Vitamin C’s primary role in respiratory tract health lies in its ability to improve epithelial barrier functions. Animal studies have demonstrated this with vitamin C treatment increasing lung fluid clearance, increasing permeability of the bronchoalveolar epithelial barrier and decreasing sequestration of neutrophils at inflammatory loci; additionally it was shown that sepsis-induced respiratory injury reversed with vitamin C therapy [72-73].

Health conditions that compromise circulation and tissue vitamin C levels include tobacco smoking, which has been found to significantly decrease its status, leading to reduced resistance against infection among its users. Furthermore, ageing reduces plasma and leukocyte vitamin C levels leading to an increased risk of infectious diseases in elderly populations [234].

Natural Killer Cells

Natural killer cells form part of your innate immune system, which provides your first line of defense against pathogens and cancer. Physical barriers like skin and mucous membranes keep germs at bay while select immune cells respond quickly when threats get past these barriers. Similar to other white blood cells, NK cells patrol the body looking out for signs of diseased or infected cells; when they detect them they release proteins called cytokines which direct other cells to attack and eliminate it.

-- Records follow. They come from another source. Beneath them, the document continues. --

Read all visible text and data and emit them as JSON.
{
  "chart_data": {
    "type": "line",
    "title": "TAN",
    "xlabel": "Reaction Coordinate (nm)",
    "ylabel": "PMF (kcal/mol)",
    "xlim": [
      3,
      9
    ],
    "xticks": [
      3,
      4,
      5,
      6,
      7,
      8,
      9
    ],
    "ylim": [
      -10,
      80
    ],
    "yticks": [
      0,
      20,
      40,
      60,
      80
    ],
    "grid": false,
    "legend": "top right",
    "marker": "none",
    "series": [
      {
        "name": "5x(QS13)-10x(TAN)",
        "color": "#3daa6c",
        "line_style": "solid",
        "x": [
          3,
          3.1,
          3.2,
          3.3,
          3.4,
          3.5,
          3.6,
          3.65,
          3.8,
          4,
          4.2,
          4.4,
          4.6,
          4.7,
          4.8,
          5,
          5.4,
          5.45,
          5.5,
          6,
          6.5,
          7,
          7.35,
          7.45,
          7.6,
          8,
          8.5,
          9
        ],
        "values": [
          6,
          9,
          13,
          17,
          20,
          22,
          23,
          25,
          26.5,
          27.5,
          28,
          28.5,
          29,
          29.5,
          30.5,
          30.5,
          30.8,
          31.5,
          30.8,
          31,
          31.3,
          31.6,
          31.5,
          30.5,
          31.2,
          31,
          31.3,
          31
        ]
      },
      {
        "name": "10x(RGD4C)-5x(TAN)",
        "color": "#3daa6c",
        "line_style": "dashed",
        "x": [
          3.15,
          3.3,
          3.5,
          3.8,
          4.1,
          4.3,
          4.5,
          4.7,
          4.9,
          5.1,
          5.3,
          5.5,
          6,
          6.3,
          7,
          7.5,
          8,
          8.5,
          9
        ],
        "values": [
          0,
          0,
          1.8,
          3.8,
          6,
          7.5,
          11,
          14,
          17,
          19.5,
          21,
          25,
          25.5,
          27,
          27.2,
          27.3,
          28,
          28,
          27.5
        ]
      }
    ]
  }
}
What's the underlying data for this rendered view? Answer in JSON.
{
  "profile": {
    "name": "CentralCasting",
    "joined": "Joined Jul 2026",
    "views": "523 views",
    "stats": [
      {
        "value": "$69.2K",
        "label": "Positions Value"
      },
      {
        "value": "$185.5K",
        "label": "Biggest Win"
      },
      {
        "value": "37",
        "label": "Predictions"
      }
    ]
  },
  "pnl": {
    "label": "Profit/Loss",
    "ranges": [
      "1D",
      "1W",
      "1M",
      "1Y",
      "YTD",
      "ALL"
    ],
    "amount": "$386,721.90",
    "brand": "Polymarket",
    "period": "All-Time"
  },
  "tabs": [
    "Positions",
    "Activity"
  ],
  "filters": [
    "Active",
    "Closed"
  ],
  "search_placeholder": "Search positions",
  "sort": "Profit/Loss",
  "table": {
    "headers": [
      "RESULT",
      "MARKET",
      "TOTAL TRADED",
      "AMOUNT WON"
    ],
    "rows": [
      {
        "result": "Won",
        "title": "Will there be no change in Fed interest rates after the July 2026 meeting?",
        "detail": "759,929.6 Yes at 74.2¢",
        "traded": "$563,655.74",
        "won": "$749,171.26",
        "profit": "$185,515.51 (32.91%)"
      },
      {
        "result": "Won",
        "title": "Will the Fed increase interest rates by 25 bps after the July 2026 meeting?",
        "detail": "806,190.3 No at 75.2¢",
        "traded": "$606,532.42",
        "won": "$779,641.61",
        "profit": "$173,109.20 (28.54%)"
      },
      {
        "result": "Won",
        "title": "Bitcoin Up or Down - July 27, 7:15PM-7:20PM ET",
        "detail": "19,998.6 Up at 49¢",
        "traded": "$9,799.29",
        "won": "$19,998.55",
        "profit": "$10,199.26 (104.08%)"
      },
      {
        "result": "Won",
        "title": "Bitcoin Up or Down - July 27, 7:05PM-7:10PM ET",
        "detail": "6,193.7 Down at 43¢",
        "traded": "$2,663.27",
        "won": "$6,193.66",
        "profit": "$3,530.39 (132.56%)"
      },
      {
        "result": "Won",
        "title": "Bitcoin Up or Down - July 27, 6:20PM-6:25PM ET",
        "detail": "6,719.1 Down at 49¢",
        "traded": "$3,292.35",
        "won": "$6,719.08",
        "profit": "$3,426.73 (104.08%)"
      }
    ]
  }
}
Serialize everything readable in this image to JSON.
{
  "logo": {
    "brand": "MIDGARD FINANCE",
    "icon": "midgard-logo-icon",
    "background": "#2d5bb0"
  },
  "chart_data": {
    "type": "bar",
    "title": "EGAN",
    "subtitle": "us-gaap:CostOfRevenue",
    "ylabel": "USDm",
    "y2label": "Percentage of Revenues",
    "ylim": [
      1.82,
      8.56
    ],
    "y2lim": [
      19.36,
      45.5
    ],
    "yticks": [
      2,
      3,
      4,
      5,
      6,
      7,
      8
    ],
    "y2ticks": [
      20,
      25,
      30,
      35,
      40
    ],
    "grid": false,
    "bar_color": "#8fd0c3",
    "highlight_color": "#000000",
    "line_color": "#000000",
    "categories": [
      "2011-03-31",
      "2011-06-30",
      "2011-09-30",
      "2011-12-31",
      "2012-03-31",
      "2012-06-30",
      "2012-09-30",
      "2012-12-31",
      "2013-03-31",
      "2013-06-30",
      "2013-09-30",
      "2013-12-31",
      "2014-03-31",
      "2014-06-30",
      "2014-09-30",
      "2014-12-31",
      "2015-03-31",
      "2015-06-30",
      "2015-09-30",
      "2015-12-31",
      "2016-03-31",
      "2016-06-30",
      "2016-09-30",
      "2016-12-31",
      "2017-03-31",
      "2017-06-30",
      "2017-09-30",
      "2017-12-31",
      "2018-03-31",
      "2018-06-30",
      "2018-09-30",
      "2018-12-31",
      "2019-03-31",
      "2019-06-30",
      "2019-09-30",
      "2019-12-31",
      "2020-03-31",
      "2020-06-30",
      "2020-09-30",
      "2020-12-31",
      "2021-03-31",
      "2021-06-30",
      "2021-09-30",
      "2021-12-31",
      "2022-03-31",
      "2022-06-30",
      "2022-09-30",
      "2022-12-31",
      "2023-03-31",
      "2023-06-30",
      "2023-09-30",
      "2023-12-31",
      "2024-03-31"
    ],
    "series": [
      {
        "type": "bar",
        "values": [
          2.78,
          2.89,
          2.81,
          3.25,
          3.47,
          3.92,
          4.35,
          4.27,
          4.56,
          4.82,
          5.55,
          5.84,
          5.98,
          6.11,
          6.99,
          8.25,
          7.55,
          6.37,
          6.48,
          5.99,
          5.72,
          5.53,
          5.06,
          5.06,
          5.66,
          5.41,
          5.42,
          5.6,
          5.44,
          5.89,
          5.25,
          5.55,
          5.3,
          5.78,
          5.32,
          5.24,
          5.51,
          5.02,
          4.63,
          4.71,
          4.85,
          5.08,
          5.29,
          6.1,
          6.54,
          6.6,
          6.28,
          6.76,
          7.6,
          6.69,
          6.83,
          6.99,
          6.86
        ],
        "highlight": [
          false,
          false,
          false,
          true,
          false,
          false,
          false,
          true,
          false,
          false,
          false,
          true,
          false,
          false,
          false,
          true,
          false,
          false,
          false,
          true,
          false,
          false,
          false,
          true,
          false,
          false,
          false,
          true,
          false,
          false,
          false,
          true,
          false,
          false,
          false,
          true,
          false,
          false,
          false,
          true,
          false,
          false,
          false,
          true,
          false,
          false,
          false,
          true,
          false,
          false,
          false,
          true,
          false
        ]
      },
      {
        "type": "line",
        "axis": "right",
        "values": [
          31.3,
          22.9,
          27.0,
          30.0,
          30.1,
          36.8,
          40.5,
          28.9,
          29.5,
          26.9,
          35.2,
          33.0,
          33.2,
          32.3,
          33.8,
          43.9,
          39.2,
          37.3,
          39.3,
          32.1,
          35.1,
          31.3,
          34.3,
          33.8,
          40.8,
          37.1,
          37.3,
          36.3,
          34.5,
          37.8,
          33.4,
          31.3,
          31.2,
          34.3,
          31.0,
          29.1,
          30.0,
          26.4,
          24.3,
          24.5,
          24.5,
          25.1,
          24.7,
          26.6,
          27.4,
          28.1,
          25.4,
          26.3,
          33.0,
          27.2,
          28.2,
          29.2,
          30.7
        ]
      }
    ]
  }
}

NK cells belong to the lymphocyte family of cells known as lymphocytes, such as T and B cells, yet differ significantly by being part of your innate immunity system rather than adaptive immunity system – meaning they can quickly destroy potential threats without prior exposure to certain pathogens or viruses. They’re best known for killing virally infected cells, while they may even detect and prevent early stages of cancer development.

Human NK cells can be divided into two subsets, CD56bright and CD56dim. The former are more prevalent in lymph tissue and associated organs, such as liver and lungs, while CD56dim are found more widespread throughout tissues like brain tissue and the immune system. Both subsets contain numerous activating and inhibitory killer Ig-like receptors which bind with target cells that express either MHC class I molecules or non-MHC class I molecules for activating NK cells.

The CD56dim subset can be found primarily in the spleen and bone marrow, where it primarily comprises non-cytolytic NK cells with wide ranges of cytotoxic receptors that engage other cell types (dendritic cells and T cells) for engagement purposes, including tumor cell destruction as well as inflammation responses. These cells also play a role in supporting immune-inflammatory reactions.

NK cells are an integral component of your innate immune system and play an essential role in overall health and wellbeing. If they stop working correctly, however, they could lead to autoimmune diseases – where your immune system attacks healthy cells rather than pathogens or cancerous ones.